A Byproduct of Legalizing Adult-Use Cannabis
State coffers are reaping the financial windfall as more states across the nation have legalized the plant, first for medical use and then often for adult-use buyers. But the floodgates from medical to adult-use haven’t gone without their share of casualties. As more states give the green light to expanded access, market competition has pushed retail prices nationwide to record lows.
It’s great for consumers focused only on saving money, Wilczynski says. It’s not great for people who want a high-quality product or even something as simple as a good smoke.
He acknowledges that $10 eighths and $40 ounces of flower with 32% THC for sale at dispensaries sounds wonderful on the surface. But behind the curtain, an increase in race-to-the-bottom cultivation practices, including excessive pesticide use, an overreliance on automation, and rushed drying and curing, has Wilczynski skeptical of today’s cannabis quality. When growers cut corners and put price above quality, consumers end up with low-terpene strains that also smoke poorly, he says.
The most concerning part, according to Wilcynzski? The average adult-use customer either doesn’t notice or doesn’t care.
“In Colorado, the consumer here just ended up becoming indifferent,” he says. “They’d rather buy cheap weed that tastes like garbage than pay for something that could be healthy and taste better.
“I think it’s a disservice to people that value real cannabis, but it’s the reality of where the industry went.
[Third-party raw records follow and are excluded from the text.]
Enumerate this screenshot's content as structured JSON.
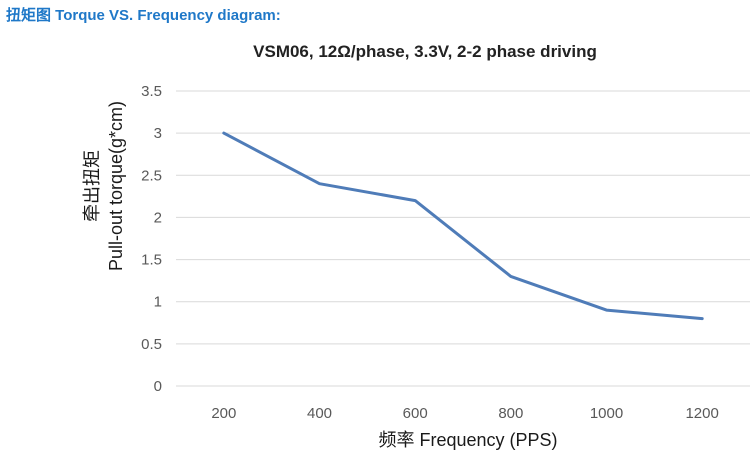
{
  "heading": "扭矩图 Torque VS. Frequency diagram:",
  "chart_data": {
    "type": "line",
    "title": "VSM06, 12Ω/phase, 3.3V, 2-2 phase driving",
    "xlabel": "频率 Frequency (PPS)",
    "ylabel_cn": "牵出扭矩",
    "ylabel": "Pull-out torque(g*cm)",
    "x": [
      200,
      400,
      600,
      800,
      1000,
      1200
    ],
    "x_tick_labels": [
      "200",
      "400",
      "600",
      "800",
      "1000",
      "1200"
    ],
    "y_tick_labels": [
      "0",
      "0.5",
      "1",
      "1.5",
      "2",
      "2.5",
      "3",
      "3.5"
    ],
    "ylim": [
      0,
      3.5
    ],
    "grid": true,
    "legend": "none",
    "series": [
      {
        "values": [
          3.0,
          2.4,
          2.2,
          1.3,
          0.9,
          0.8
        ],
        "color": "#4f7cb8"
      }
    ]
  }
}
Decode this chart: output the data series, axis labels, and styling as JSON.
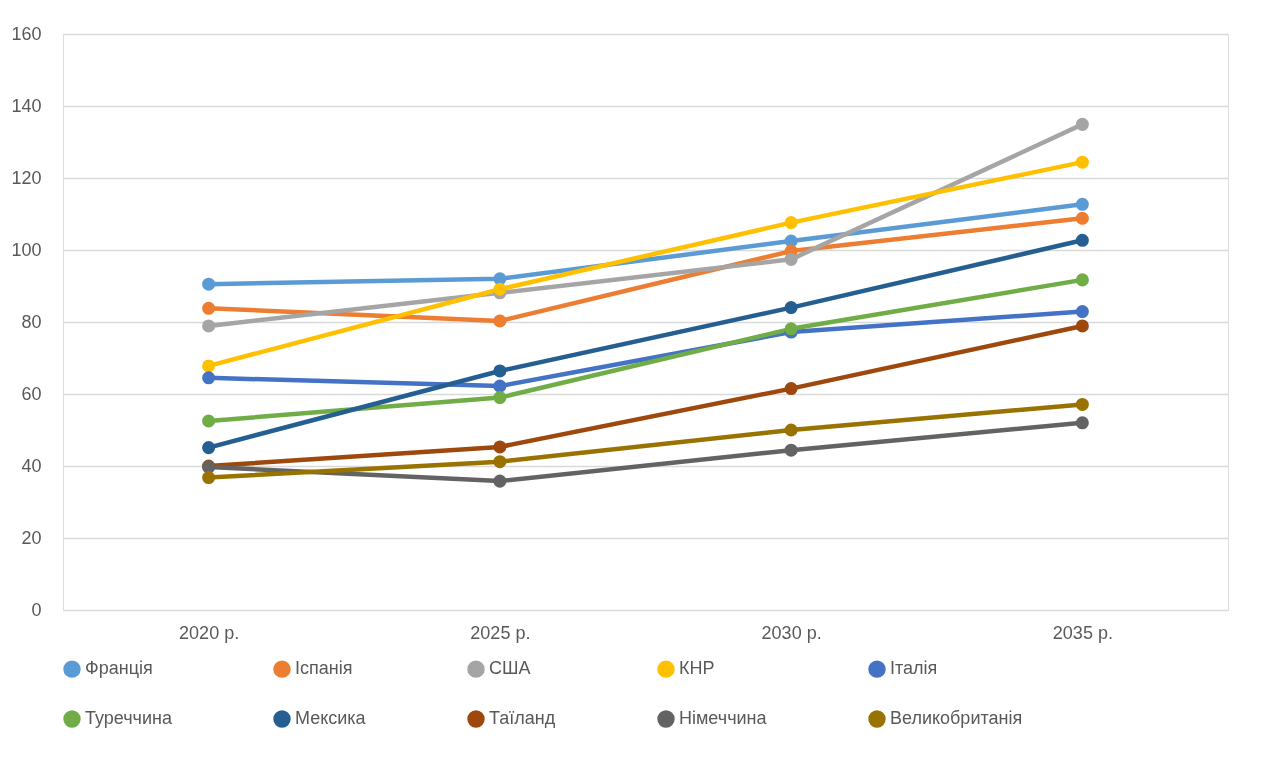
{
  "chart_data": {
    "type": "line",
    "categories": [
      "2020 р.",
      "2025 р.",
      "2030 р.",
      "2035 р."
    ],
    "ylim": [
      0,
      160
    ],
    "yticks": [
      0,
      20,
      40,
      60,
      80,
      100,
      120,
      140,
      160
    ],
    "grid": "y",
    "legend": "bottom",
    "marker": "circle",
    "line_style": "solid",
    "series": [
      {
        "name": "Франція",
        "color": "#5b9bd5",
        "values": [
          90.5,
          92.0,
          102.5,
          112.7
        ]
      },
      {
        "name": "Іспанія",
        "color": "#ed7d31",
        "values": [
          83.8,
          80.3,
          99.7,
          108.8
        ]
      },
      {
        "name": "США",
        "color": "#a5a5a5",
        "values": [
          78.9,
          88.1,
          97.4,
          134.9
        ]
      },
      {
        "name": "КНР",
        "color": "#ffc000",
        "values": [
          67.8,
          89.1,
          107.6,
          124.4
        ]
      },
      {
        "name": "Італія",
        "color": "#4472c4",
        "values": [
          64.5,
          62.2,
          77.2,
          82.9
        ]
      },
      {
        "name": "Туреччина",
        "color": "#70ad47",
        "values": [
          52.5,
          59.0,
          78.1,
          91.7
        ]
      },
      {
        "name": "Мексика",
        "color": "#255e91",
        "values": [
          45.1,
          66.4,
          84.0,
          102.7
        ]
      },
      {
        "name": "Таїланд",
        "color": "#9e480e",
        "values": [
          40.0,
          45.3,
          61.5,
          78.9
        ]
      },
      {
        "name": "Німеччина",
        "color": "#636363",
        "values": [
          39.7,
          35.8,
          44.4,
          52.0
        ]
      },
      {
        "name": "Великобританія",
        "color": "#997300",
        "values": [
          36.8,
          41.2,
          50.0,
          57.1
        ]
      }
    ]
  }
}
It’s also why the black market is still such a big player.”
Photo courtesy of Smokey's Cannabis Co.
‘We Really Did Something Good’
Wilczynski insists he’s done as a cannabis entrepreneur, though he wishes that wasn’t the case. He relishes his 16 years in business and, above all, the countless people Smokey’s influenced, as well as those who influenced Wilczynski himself.
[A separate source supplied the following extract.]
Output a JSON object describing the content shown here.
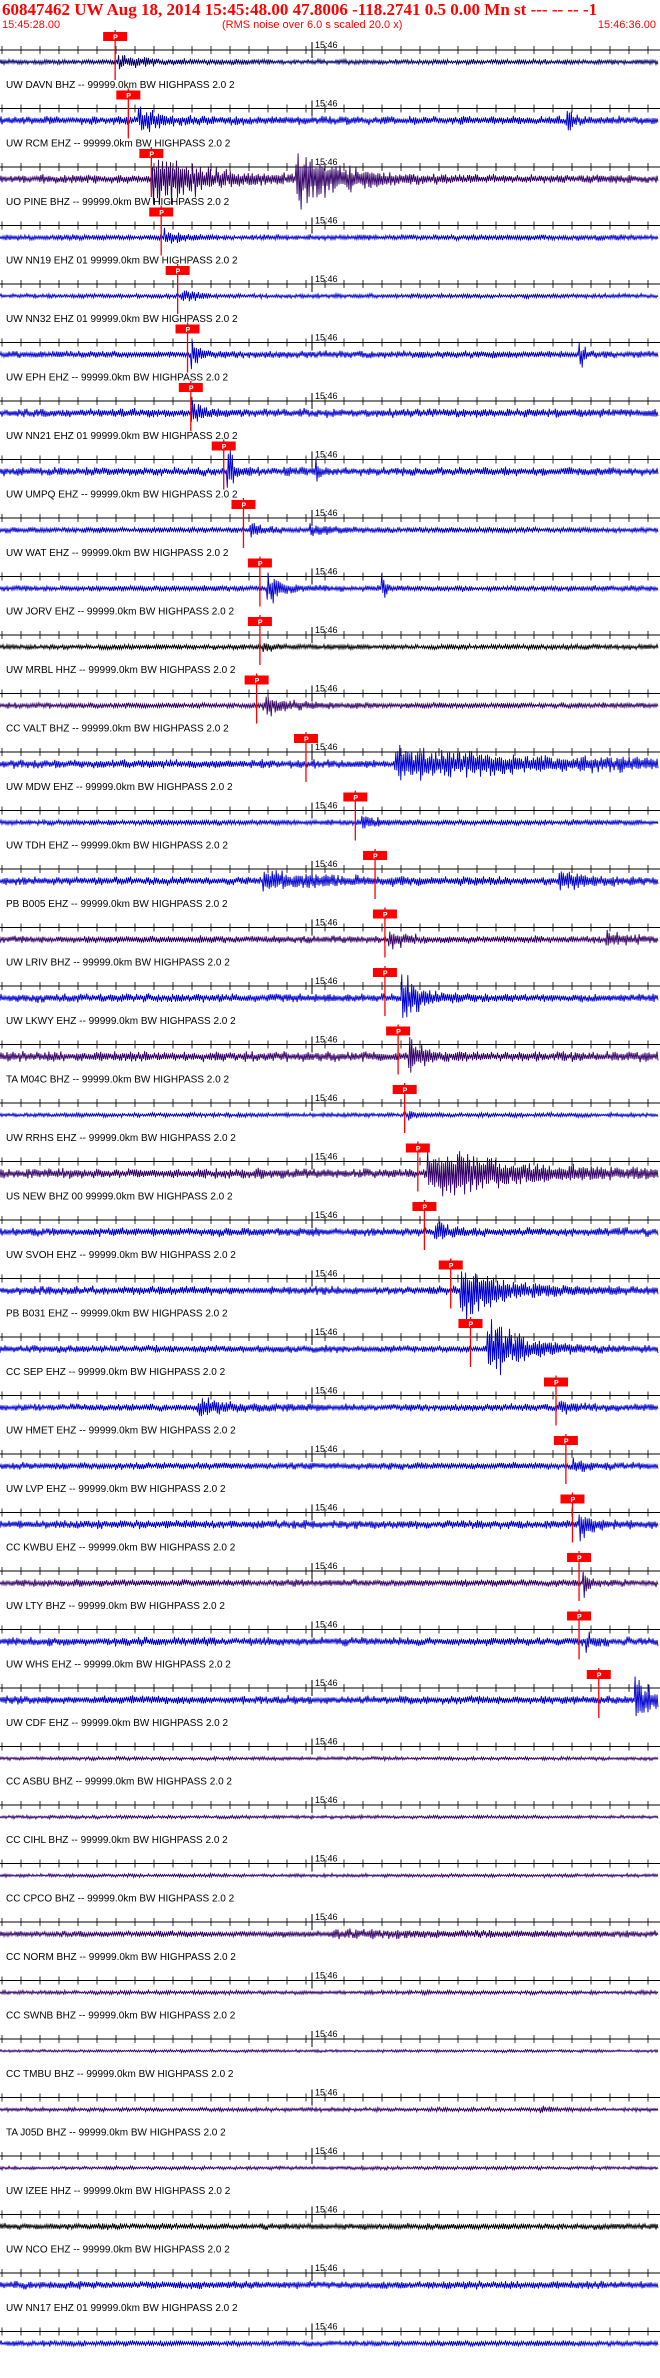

“I always think of the people who’d thank us for giving them new leases on life,” he says, “like the spouse of a military veteran who told me our product helped her husband with PTSD and gave him back to her.
“What’s satisfying is being able to look back at it all and say, ‘Hey, we really did something good.’ The memories you created, the experiences you had, the people’s lives you improved. That’s all stuff that’ll last forever.”
The only thing that could bring Smokey’s back – and perhaps many of the countless legal cannabis businesses shuttered nationwide in recent years? A dramatic change in market price.
“In our case, we’d need to have customers willing to commit and pay for that price of living soil,” Wilczynski says. “That’s the only way it could happen.
“Until then, the industry will continue becoming more corporate.”